Have you hovered over a toilet seat in a public restroom, desperate not to touch it?
Chances are good that you have. Americans are so grossed out by the thought of touching things in public bathrooms that 64% of people who use them flush the toilet with their feet, according to a 2013 survey, and 60% use paper towels to open bathroom doors. Several studies over the years have revealed that scary-sounding bacteria and viruses cover the surfaces of bathrooms.
But there’s a lot you don’t know about the germs that lurk in the bathroom. Here are four surprising facts about the germs you encounter in restrooms at and away from home.
The germiest spot isn’t the toilet
It’s actually the toothbrush holder. In a study in 2011 on household germs, conducted by the global public health and safety organization NSF International, researchers tested 30 surfaces—six of which were in the bathroom—in 22 homes for the presence of bacteria, yeast and mold. While 27% of toilet seats contained mold and yeast, 64% of toothbrush holders did. Of the toothbrush holders, 27% had coliform (an indicator of potential fecal contamination) and 14% had staph.
“The toothbrush holder often has many of the factors germs need,” says Lisa Yakas, a microbiologist at NSF International. “It is dark, damp and not cleaned as frequently as it should be.”
But that doesn’t mean you should freak out about your germy bathroom, says Sean Gibbons, an assistant professor at the Institute for Systems Biology, a nonprofit research institution in Seattle. Coliform tests detect fecal contamination, but coliforms are not usually pathogenic.
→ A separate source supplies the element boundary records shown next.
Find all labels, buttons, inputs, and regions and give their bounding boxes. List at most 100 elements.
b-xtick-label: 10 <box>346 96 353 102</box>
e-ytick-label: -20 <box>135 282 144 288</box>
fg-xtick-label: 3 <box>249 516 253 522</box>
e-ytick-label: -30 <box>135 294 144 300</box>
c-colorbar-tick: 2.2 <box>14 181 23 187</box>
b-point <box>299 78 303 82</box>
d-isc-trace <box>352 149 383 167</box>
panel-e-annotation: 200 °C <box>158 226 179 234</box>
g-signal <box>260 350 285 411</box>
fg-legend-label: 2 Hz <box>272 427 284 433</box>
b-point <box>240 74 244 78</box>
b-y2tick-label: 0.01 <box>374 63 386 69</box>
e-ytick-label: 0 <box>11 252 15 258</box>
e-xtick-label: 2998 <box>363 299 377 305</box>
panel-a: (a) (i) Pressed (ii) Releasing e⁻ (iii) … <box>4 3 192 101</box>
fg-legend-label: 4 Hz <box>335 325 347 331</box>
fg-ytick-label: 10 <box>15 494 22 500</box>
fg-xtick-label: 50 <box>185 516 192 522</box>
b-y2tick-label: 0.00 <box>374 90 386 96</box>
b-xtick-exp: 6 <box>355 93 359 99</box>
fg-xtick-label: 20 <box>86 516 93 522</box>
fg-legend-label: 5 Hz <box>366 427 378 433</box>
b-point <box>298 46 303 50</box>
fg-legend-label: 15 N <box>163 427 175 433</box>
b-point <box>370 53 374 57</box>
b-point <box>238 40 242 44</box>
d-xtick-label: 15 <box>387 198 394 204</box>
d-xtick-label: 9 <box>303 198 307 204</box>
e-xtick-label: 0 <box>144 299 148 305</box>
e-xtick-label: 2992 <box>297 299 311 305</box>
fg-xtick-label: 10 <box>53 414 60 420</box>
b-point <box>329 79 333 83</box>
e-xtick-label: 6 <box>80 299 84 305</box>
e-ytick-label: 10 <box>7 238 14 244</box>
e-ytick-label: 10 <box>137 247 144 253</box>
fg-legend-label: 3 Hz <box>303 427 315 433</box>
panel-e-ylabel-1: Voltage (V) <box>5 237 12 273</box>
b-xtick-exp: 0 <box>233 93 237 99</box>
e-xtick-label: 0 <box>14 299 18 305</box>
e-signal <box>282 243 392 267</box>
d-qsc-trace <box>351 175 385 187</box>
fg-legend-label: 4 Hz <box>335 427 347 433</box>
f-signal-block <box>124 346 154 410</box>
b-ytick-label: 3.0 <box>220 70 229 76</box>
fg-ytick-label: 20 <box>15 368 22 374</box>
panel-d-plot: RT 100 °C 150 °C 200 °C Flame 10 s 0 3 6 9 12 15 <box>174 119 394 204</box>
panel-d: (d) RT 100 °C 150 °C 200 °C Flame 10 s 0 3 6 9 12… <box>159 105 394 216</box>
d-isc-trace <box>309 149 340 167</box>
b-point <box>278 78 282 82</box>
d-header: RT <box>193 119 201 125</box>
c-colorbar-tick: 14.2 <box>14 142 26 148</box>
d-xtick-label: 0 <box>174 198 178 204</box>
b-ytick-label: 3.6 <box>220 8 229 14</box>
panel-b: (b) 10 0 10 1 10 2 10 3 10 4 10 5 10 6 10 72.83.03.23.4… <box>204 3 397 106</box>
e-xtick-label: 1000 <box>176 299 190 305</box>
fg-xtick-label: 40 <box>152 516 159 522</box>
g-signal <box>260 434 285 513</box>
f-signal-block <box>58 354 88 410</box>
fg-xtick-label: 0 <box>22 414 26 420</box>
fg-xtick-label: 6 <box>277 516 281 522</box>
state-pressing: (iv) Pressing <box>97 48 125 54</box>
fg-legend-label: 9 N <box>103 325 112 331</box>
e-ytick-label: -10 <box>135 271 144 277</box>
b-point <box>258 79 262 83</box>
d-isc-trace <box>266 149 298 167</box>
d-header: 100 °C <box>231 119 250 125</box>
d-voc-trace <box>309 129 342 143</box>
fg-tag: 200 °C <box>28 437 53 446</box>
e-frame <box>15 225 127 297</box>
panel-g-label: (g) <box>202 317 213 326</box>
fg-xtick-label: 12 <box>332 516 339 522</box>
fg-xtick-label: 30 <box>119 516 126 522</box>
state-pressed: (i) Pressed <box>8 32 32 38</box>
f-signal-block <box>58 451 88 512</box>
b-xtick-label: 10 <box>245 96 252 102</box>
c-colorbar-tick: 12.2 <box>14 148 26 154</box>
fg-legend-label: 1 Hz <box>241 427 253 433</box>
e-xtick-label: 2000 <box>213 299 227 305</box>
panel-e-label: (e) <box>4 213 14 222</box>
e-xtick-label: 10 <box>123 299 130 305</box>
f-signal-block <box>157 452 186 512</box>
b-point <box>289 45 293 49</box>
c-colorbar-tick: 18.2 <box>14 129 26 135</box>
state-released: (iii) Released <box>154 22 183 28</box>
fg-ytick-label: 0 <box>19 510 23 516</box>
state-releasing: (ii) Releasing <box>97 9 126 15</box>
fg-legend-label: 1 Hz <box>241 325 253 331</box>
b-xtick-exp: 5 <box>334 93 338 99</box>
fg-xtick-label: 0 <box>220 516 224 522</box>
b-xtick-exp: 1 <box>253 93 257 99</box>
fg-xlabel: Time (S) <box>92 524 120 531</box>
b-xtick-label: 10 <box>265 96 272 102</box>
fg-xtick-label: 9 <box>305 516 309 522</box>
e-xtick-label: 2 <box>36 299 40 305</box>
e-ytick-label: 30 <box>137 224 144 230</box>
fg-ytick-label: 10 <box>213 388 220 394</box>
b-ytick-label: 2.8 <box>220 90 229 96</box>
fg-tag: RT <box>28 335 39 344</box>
Bathrooms are full of viruses
In a 2014 study in the journal Applied and Environmental Microbiology, Gibbons and his colleagues tested different parts of two women’s and men’s bathrooms on a college campus—the toilet seats, soap dispensers and the floor around the toilets—to understand how the microbial community changes and develops over time. They found Staphylococcus, human papillomavirus (HPV), herpesvirus and E. Coli, among other bugs, in the public bathrooms.
Using data from home bathrooms in the Home Microbiome Project and past research, Gibbons and his colleagues were able to see the same general trends. “Most of the bugs on these surfaces are coming from humans. Almost all humans are carriers of HPV and herpes,” Gibbons says. Only about 15% of what they found was fecal bacteria.
There are health risks associated with these germs, and some of the germs could be pathogenic—but chances are you won’t catch anything, as previous research has indicated. Most gut bacteria don’t survive when they leave the body, so the fecal bacteria that show up in places like bathrooms are dead, Gibbons explains. “There is minimal to zero risk,” he says. “[Most people] are healthy enough to prevent it from hurting it us.”